State Rep. John Knight (D-Montgomery) either has been or is about to be indicted by a federal grand jury in Birmingham, and House Speaker Mike Hubbard (R-Auburn) is under investigation by the FBI, IAP reports.
Perhaps the most intriguing portion of the IAP report involves Luther Strange. From the newsletter's April 8 issue:
Interestingly, Republican Attorney General Luther Strange convened a grand jury in Montgomery several months ago to look at consulting contracts. It has since been revealed that Strange himself received thousands of dollars in contracts from ASU to study education in India. As a result, Strange may be in the unique position of investigating his own contracts with Alabama State.
All of this is reminiscent of the federal prosecution against former State Rep. Sue Schmitz (D-Toney) under the George W. Bush administration. Schmitz was employed in a state-funded job and allegedly did little or no work in return. Alabama Republicans hailed the effort to root out "corruption" at the time, especially after Schmitz was convicted and sent to prison. The GOP might start to rethink the Schmitz charges if some of their own, including Luther Strange, wind up in federal cross hairs.

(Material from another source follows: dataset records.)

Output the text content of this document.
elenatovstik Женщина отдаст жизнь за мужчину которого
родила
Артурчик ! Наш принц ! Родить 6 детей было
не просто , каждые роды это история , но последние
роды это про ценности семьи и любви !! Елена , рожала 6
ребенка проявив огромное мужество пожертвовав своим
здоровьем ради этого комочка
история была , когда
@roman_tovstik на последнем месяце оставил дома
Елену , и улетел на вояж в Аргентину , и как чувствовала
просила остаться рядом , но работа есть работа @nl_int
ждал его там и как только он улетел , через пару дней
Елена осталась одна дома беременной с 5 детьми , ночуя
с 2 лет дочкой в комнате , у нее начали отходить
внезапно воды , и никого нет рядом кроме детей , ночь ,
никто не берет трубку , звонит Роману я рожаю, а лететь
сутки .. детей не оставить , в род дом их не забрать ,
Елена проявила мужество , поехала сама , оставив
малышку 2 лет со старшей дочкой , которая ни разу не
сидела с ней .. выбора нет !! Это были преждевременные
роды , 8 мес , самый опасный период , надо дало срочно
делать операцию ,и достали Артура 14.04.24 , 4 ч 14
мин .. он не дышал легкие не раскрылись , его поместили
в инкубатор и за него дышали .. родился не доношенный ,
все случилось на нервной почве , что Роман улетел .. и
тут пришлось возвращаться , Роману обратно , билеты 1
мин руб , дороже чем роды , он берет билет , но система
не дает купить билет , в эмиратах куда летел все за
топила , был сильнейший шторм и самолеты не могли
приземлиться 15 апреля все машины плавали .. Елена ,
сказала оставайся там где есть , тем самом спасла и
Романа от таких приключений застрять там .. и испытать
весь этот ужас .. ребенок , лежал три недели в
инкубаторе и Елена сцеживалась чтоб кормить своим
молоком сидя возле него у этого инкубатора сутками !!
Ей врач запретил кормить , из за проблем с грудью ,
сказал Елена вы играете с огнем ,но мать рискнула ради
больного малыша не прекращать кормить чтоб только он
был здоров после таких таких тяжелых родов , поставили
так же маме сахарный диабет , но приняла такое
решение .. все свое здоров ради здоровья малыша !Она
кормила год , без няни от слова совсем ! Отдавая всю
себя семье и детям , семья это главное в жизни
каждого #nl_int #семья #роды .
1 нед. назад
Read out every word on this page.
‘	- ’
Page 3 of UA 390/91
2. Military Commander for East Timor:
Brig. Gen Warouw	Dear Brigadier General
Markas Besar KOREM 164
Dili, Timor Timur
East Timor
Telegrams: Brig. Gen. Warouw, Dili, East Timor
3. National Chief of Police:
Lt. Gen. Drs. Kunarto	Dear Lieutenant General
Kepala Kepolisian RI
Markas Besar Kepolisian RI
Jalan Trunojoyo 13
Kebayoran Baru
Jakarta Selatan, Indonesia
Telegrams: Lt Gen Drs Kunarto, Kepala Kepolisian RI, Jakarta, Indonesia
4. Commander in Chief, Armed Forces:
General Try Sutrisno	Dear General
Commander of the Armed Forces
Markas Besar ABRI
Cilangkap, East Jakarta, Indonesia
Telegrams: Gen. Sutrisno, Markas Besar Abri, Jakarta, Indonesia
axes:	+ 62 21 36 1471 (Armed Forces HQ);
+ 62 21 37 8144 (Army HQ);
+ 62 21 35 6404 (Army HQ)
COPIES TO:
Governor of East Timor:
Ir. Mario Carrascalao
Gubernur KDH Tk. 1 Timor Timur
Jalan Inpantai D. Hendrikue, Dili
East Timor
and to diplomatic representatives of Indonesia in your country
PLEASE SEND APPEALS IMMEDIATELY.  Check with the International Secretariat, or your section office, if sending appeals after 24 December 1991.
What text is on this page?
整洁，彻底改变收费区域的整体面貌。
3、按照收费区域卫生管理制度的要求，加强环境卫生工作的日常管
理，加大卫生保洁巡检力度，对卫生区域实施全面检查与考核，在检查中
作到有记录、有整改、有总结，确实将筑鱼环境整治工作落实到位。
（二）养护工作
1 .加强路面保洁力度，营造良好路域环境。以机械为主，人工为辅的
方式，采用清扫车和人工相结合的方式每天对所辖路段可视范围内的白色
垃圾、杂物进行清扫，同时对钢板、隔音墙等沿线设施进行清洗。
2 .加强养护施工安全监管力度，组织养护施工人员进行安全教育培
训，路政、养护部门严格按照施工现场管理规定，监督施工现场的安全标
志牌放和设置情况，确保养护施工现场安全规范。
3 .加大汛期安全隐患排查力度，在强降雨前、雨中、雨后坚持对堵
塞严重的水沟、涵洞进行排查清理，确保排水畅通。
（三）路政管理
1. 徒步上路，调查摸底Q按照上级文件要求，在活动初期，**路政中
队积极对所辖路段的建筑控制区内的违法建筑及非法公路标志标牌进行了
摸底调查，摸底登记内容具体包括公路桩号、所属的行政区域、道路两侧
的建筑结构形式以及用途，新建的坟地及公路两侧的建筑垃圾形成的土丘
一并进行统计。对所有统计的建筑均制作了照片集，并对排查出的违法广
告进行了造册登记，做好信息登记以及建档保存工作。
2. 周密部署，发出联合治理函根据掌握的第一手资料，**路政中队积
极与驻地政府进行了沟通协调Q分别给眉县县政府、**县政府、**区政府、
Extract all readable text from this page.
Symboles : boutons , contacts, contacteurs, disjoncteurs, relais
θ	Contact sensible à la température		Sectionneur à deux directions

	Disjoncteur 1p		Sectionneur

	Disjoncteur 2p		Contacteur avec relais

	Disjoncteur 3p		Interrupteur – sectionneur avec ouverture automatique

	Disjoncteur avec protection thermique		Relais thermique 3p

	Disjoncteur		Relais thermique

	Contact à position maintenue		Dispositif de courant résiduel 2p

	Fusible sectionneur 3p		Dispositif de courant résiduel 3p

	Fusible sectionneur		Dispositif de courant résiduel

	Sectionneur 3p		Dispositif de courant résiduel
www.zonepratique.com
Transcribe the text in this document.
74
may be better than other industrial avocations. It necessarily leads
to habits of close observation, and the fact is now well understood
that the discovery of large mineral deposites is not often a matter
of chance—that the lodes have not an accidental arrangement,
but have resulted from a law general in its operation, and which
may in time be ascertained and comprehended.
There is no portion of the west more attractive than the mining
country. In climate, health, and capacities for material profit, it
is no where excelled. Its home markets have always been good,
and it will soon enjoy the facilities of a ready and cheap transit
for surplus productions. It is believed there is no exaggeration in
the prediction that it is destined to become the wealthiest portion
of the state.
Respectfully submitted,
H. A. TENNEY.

The revelations about Strange raise a number of obvious questions:
* What did Strange do in return for his contract to study education in India?
* What does a lawyer, who was running for office as the state's chief law-enforcement officer, know about education in India?
* Why would ASU, a historically black university with a support base that certainly leans strongly Democratic, offer a contract to a Republican such as Strange?
* Perhaps most interesting of all, why would Strange seek a contract from ASU?
How did apparent corruption find fertile soil at Alabama State University? IAP provides the background:
The allegations involving questionable contracts issued by ASU first arose last December when then-ASU President Joseph Silver reported to the board of trustees: “In reviewing the financials, contracts and other pertinent information of Alabama State, I discovered some items I considered questionable and troubling, at best, and a conflict of interest at the least.” Within days of making the allegations, Silver was terminated as president after only three months on the job.
In the aftermath of the Silver scandal, two audits of ASU contracts were ordered, one by Gov. Robert Bentley and the other by the ASU board. The results of those two audits are still pending.
As for the Hubbard investigation, federal law enforcement seems to be taking the matter seriously. Reports IAP:
A former newspaper reporter who covered the State House and Alabama politics and who requested his name be withheld, confirmed to IAP that he has spoken with special agent William Kinnaird about Hubbard both in person and in a number of telephone conversations. When contacted, Kinnaird denied he was “investigating” Hubbard, but walked that back slightly when he pointed out that what the FBI considers an “investigation” and what may be an investigation in lay terms are two different things.
A spokesman for the FBI in Mobile told IAP that as a matter of policy, the FBI neither confirms nor denies that it is engaged in an active investigation. IAP sources say at least two others have been interviewed by the FBI, including an out-of-state political consultant and a Montgomery political blogger.
Meanwhile, citizens should be on the lookout for results of the audits at Alabama State. Those reports might reveal uncomfortable truths about the way politics, business, and education are intertwined in our state.